Professor Rosa Freedman, Professor of Law, Conflict and Global Development at the University of Reading, and an author of the guidelines, said: “We hope the lessons we took from our observations will help create a better, more responsible future. We are working hand in hand with international peacekeepers to minimise the shocking examples of abuse going on all over the world every single day.
“Attempts to reform the UN system have thus far been piecemeal and have not addressed a complex problem that requires nuanced and targeted responses. While there is general agreement about what needs to be done to address the issue of sexual exploitation and abuse by peacekeepers, very few practical solutions have been proposed, let alone implemented. Through these guidelines, we hope to show tangible change is entirely possible.”
The guidelines emphasise four central standards, including assisting organisations to develop a child safeguarding policy, communicate clear expectations to staff, and to monitor and review these measures.
The guidelines, funded by the Arts and Humanities Research Council and the British Academy, are currently being tested and implemented in UN entities, national militaries and peacekeeping training centres.
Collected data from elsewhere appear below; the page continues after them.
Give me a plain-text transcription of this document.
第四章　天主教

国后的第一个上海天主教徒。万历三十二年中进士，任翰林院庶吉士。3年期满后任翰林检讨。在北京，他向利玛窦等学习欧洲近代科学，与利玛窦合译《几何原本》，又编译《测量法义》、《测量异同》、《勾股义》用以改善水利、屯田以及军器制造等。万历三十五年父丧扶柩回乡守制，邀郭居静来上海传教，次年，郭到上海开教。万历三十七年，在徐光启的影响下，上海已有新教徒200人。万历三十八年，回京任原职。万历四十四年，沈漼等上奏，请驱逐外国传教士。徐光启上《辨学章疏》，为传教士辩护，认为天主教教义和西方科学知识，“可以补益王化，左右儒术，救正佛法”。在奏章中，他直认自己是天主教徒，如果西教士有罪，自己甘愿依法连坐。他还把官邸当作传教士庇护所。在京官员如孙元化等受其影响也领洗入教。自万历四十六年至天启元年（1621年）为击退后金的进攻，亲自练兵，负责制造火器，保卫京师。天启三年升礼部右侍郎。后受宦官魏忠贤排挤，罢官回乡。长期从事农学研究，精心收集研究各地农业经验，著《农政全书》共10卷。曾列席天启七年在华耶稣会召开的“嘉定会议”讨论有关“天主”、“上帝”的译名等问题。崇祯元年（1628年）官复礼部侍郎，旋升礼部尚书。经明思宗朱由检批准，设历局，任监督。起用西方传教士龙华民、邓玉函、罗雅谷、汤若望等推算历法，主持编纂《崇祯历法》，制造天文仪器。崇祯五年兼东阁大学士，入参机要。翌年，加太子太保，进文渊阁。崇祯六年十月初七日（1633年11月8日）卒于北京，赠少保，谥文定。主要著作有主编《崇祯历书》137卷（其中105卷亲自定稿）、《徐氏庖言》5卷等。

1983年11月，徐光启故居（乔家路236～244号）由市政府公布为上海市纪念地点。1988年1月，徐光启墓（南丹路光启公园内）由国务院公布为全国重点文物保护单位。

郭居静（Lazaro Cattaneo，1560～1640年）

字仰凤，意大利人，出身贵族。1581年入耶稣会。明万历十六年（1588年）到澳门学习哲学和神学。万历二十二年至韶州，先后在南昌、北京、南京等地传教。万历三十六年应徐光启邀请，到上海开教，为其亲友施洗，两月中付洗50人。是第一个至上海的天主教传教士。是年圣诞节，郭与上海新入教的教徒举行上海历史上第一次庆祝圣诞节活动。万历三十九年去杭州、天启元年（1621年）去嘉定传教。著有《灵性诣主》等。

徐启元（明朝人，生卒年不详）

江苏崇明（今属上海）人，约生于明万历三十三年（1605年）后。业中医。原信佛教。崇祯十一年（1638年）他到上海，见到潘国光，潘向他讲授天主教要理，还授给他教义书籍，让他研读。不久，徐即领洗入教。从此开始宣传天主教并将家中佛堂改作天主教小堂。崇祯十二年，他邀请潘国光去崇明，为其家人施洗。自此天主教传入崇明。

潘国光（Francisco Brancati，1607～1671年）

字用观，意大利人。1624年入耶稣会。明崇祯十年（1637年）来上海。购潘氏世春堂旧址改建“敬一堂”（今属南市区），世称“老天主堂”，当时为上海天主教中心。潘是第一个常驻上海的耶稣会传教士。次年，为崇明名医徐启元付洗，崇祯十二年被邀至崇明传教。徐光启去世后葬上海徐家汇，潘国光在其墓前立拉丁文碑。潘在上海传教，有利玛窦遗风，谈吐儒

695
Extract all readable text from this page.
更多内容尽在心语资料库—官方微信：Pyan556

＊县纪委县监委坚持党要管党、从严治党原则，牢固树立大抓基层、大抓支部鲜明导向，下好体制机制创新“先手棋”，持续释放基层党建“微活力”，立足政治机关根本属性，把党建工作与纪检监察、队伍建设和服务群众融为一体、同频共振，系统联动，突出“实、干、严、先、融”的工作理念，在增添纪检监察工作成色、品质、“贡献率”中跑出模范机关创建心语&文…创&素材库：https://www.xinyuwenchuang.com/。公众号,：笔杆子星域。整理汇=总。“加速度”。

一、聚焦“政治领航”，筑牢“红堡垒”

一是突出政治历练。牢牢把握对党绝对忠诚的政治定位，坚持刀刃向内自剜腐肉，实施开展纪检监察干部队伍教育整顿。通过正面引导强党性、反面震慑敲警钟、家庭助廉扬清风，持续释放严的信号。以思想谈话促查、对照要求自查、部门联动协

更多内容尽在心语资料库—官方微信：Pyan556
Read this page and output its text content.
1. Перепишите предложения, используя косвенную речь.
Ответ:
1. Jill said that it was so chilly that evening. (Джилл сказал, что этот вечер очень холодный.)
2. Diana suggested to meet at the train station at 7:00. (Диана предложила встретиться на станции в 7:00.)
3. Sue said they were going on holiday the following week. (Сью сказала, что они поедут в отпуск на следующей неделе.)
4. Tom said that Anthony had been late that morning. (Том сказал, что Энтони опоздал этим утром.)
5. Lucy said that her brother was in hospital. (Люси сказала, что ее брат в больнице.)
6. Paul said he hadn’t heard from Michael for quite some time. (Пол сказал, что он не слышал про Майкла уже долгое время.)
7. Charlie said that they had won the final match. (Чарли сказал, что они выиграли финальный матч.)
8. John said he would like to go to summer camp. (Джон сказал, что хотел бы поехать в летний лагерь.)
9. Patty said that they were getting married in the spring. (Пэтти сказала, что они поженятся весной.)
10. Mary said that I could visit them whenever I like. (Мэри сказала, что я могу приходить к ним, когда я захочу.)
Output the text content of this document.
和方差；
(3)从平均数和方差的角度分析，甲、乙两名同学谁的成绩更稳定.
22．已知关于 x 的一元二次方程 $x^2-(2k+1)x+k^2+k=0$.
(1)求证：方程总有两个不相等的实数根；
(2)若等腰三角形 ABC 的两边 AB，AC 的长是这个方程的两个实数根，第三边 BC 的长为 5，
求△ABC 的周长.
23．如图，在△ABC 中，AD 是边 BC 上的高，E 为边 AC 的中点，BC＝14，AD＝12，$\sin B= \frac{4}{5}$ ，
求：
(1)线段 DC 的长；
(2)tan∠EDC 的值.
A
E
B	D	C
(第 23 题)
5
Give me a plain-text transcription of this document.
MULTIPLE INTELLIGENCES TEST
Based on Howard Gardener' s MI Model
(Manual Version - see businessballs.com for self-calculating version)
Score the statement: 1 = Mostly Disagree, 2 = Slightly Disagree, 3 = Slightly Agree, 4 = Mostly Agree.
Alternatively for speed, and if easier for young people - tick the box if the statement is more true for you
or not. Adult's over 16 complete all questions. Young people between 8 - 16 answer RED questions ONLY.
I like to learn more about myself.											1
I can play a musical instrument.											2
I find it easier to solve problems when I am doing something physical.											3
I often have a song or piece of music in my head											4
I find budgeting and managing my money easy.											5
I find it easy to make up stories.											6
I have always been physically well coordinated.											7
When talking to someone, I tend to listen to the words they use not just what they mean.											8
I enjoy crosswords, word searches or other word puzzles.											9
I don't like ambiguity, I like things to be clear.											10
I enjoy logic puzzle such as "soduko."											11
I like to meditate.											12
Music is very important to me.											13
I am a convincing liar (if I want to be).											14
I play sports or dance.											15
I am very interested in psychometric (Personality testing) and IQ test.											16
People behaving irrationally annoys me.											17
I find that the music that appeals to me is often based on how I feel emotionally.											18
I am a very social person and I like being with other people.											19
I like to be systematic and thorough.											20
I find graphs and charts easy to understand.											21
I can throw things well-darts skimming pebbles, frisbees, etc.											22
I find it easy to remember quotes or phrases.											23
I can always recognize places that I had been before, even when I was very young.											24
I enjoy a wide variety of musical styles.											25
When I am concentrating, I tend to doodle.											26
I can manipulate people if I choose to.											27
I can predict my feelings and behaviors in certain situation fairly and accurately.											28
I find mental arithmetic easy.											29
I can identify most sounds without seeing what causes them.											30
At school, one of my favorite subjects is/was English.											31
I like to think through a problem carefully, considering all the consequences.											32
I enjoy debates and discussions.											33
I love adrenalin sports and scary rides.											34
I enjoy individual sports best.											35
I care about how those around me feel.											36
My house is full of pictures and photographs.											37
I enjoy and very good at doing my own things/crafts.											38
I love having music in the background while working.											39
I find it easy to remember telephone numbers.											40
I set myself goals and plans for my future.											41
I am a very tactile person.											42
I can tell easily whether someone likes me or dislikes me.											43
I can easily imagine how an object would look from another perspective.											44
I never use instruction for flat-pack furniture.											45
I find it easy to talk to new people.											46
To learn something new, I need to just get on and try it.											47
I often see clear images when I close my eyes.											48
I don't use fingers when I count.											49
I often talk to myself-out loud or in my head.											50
The publication of the UN guidelines follows a public lecture held by the Peacekeeper or Perpetrator? Team, and hosted by the UK Foreign and Commonwealth Office, in London in November 2017. The event focused on the issue of protecting children around the world and the issue of gender equality within the UN.
About Peacekeeper or Perpetrator?
The project involves researchers across multiple disciplines tackling the issue of sexual exploitation and abuse carried out by peacekeepers around the world. Conducted in coordination with civil society organisations within host countries and troop-contributing countries, and with the UN and member states, the group has developed a robust method for safeguarding children in peacekeeping operations.
About Keeping Children Safe
Keeping Children Safe was established in 2001 by a group of leading humanitarian relief and development charities in the context of emerging reports that children were being abused by aid and development workers in emergency camps in West Africa and within their own organisations.
Keeping Children Safe represents a commitment by organisations worldwide to protect children by developing and promoting a set of robust and comprehensive International Child Safeguarding Standards that all organisations can and should follow.